By Anthony Joseph
Science without Borders brings Brazilian students to Algonquin
For the first time since its inception in 2011, the Science without Borders program has found its way to Algonquin. This semester, the college will welcome 11 upper-year students from a number of institutions across Brazil who are looking to advance their studies in the fields of science, technology, engineering and mathematics (STEM).
Funded primarily by the Brazilian government, the SwB program aims to send 101,000 Brazilian students abroad by 2015 to study in fields pertaining to STEM. Canadian colleges only started becoming involved last academic year through the Association of Community Colleges.
Algonquin followed up with the ACC last year, expressed interest in becoming involved in the program and now the college will welcome a cohort of students this semester and the following as well. There are currently about 25 to 30 colleges across Canada that are participating in this program and, as a whole, the country aims to take on around 12,000 students by 2015.
Christine Peachey, manager of International Partnerships and Programs at Algonquin, believes that the program presents an opportunity for cultural exchange of different academic perspectives and ways of doing things.
“They’re getting to learn different ways of learning and different ways of being taught,” said Peachy. “They’re having the opportunity to improve their English as well, and it’s an opportunity for them to learn about another culture, a different academic perspective and they also bring a different academic perspective to the classroom as well.”
The students will stay at the college for a maximum of two terms and the credits that they earn will be applied to their course back home.
Federal Technological University of Paraná civil engineering student Ana Claudia Bergmann, 21, and electrical engineering student Gabriel Dominissi, 21, have been in Ottawa for about two weeks, but already the city and the college have left an impression.
“It’s a beautiful place,” said Dominissi. “Everyone is so polite here and helpful. Algonquin College has been very supportive because they know we’re far away from our home and they have been so welcoming and attentive. It’s really nice.”
“Just walking the street when I saw the leaves falling, that’s very beautiful for us,” said Bergmann.
“But it’s very, very cold here.

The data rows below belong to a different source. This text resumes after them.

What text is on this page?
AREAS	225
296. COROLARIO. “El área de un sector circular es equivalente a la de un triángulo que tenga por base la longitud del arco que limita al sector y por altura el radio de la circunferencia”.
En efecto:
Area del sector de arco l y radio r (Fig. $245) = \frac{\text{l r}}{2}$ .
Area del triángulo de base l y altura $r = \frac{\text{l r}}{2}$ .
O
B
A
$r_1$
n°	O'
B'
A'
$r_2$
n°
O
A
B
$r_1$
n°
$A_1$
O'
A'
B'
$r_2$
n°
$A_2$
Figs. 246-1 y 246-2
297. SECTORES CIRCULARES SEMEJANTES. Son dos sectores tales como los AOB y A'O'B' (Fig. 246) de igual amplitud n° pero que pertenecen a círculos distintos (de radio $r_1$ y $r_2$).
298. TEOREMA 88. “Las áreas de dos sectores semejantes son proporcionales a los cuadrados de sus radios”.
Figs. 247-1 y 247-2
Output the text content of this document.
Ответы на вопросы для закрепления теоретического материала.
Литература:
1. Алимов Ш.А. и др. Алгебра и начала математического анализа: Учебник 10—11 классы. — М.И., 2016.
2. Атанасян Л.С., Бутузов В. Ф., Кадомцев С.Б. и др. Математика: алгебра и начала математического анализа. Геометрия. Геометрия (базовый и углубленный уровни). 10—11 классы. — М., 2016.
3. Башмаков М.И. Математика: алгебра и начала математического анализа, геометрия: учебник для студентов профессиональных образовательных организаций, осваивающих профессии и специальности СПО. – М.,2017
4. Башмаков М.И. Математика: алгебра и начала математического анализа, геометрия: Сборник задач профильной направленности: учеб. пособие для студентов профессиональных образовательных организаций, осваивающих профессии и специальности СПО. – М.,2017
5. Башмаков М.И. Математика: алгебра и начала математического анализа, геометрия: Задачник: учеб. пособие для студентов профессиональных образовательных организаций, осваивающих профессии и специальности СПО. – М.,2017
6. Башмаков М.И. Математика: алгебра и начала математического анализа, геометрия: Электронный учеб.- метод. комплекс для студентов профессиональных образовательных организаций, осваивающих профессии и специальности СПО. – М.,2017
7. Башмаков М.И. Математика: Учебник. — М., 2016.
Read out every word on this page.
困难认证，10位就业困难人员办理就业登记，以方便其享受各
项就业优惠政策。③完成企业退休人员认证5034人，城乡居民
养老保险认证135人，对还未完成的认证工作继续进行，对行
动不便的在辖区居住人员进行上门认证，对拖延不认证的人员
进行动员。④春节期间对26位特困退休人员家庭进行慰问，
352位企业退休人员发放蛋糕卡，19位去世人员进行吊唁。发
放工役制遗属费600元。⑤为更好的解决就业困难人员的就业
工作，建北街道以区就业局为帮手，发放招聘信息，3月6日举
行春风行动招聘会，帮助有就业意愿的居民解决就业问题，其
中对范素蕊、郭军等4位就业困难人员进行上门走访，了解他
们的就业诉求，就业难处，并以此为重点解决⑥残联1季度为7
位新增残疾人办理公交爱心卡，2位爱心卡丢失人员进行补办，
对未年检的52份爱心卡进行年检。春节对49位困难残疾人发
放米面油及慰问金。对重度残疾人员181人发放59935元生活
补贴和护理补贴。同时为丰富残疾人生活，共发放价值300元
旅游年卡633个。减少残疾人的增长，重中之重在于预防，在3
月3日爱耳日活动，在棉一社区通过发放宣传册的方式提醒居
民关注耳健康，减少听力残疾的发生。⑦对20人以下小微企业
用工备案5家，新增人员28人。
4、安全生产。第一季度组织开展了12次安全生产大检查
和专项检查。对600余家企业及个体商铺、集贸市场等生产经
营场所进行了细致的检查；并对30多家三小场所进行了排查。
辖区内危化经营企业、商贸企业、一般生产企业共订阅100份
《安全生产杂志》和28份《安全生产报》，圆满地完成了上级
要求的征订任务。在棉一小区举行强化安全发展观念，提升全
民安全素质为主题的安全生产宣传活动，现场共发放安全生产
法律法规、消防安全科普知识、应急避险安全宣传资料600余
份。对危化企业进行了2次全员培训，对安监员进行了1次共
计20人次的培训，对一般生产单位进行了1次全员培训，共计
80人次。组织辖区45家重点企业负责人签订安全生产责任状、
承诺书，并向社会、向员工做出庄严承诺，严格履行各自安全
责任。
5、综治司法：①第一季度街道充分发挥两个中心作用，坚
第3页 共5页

Your fall is our winter.”
For the first six months of their stay the students be exclusively taking English classes before jumping into a program that pertains to their particular field of study.
“I want to improve my English because it’s very important in Brazil to be good in a second language,” said Dominissi.
“It’s also important to know how the buildings are constructed here and how different the process is here,” said Bergmann.
They also see this as an opportunity to learn the quirks, culture and customs of the Canadian people, so that if it arises that they need to work professionally with a Canadian in the future the process won’t be foreign to them.
“I think it’s going to be really hard for us because we’re not really used to the language and I don’t know how they study, but it’s going to be a really good challenge,” said Dominissi.
At the end of the year and a half experience, Dominissi hopes to be able to go back to Brazil with his new skills to help businesses and enterprises be more energy efficient, while Bergmann wants to bring back all the useful things that they don’t have in Brazil that would make work easier in her sector.
And despite all the new distractions around them, Dominissi only has one thing on his mind:
“Study a lot,” said Dominissi.
“We came to study. Everything we can get, we want.”